The biopharma market has been highly active throughout the COVID-19 pandemic with a substantial focus on strategic alliances between 2020-H1 2021. Partnership deals present exciting liquidity and risk mitigation opportunities for early-stage companies. CEOs and venture investors should thus seek partnerships as early as possible in the drug development process. As indicated by the data, many of the strategic alliances are formed in the discovery and preclinical stages, which reflects the desire of large biopharma strategics to innovate, expand and diversify their pipelines. These deals provide an opportunity for a company to receive non-dilutive capital to support development, as well as clinical know-how and risk mitigation. Further, while there is a competitive market in the preclinical stages, strategics continue to seek clinical stage assets. These transactions are typically asset specific and can often be focused on a specific indication or geography. Similar to earlier stage deals, there is an attractive financial component to clinical stage deals as they present larger proportions in upfront values and substantial royalties on commercialization, once again reducing risk by transitioning the sales efforts to organizations with an existing sales and marketing channel.
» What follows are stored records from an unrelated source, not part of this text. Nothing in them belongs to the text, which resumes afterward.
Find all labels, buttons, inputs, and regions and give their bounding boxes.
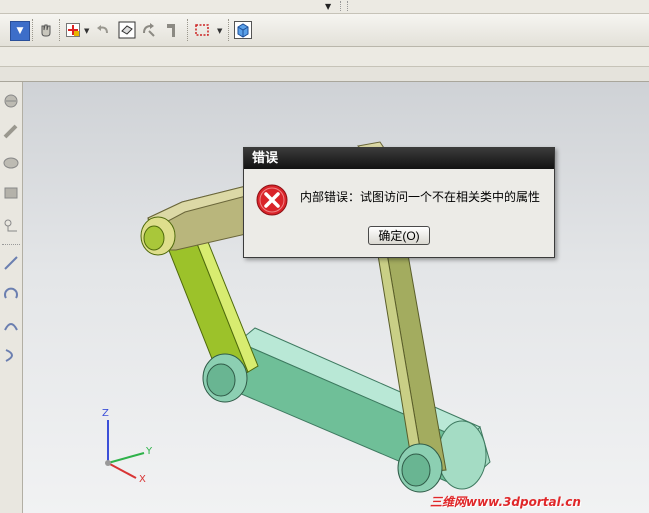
part-icon[interactable] [2,184,20,202]
secondary-toolbar-strip [0,47,649,67]
dialog-title[interactable]: 错误 [244,148,554,169]
toolbar-separator [59,19,61,41]
axis-label-x: X [139,474,146,485]
resource-separator [2,244,20,245]
error-icon [256,184,288,216]
navigator-icon[interactable] [2,216,20,234]
resource-bar [0,82,23,513]
base-plate[interactable] [231,327,491,490]
site-watermark: 三维网www.3dportal.cn [430,495,581,509]
selection-box-icon[interactable] [192,20,212,40]
tertiary-toolbar-strip [0,67,649,82]
toolbar-separator [187,19,189,41]
pin-right[interactable] [397,443,443,493]
combo-dropdown-button[interactable]: ▼ [10,21,30,41]
dialog-body: 内部错误：试图访问一个不在相关类中的属性 确定(O) [244,170,554,256]
axis-label-y: Y [146,446,153,457]
spline-icon[interactable] [2,316,20,334]
top-toolbar-strip: ▼ [0,0,649,14]
cylinder-icon[interactable] [2,154,20,172]
view-cube-icon[interactable] [233,20,253,40]
snap-dropdown-icon[interactable]: ▼ [84,27,89,35]
toolbar-grip[interactable] [340,1,348,11]
dialog-message: 内部错误：试图访问一个不在相关类中的属性 [300,190,541,204]
select-face-icon[interactable] [117,20,137,40]
rotate-icon[interactable] [139,20,159,40]
snap-point-icon[interactable] [63,20,83,40]
top-link[interactable] [140,185,247,256]
main-toolbar: ▼ ▼ ▼ [0,14,649,47]
assembly-icon[interactable] [2,92,20,110]
curve-icon[interactable] [2,346,20,364]
undo-icon[interactable] [93,20,113,40]
hand-icon[interactable] [36,20,56,40]
hammer-icon[interactable] [162,20,182,40]
axis-triad [105,420,145,479]
axis-label-z: Z [102,408,109,419]
dropdown-arrow-icon[interactable]: ▼ [325,2,331,11]
toolbar-separator [32,19,34,41]
tool-icon[interactable] [2,122,20,140]
error-dialog: 错误 内部错误：试图访问一个不在相关类中的属性 确定(O) [243,147,555,258]
toolbar-separator [228,19,230,41]
arc-icon[interactable] [2,286,20,304]
line-icon[interactable] [2,254,20,272]
selection-dropdown-icon[interactable]: ▼ [217,27,222,35]
ok-button[interactable]: 确定(O) [368,226,430,245]
pin-left[interactable] [202,353,248,403]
The biopharma industry will continue to rely heavily on strategic alliances to advance pipelines. With this in mind, Outcome Capital recommends CEOs of development stage biotech companies should pursue these alliances in parallel to their fundraising efforts and understand that these alliances provide a much-needed risk reduction measure and a higher probability of a liquidity event, whether M&A or an IPO. Moreover, a strong platform can serve as a crank to produce clinical assets toward multiple alliances and shots on goal.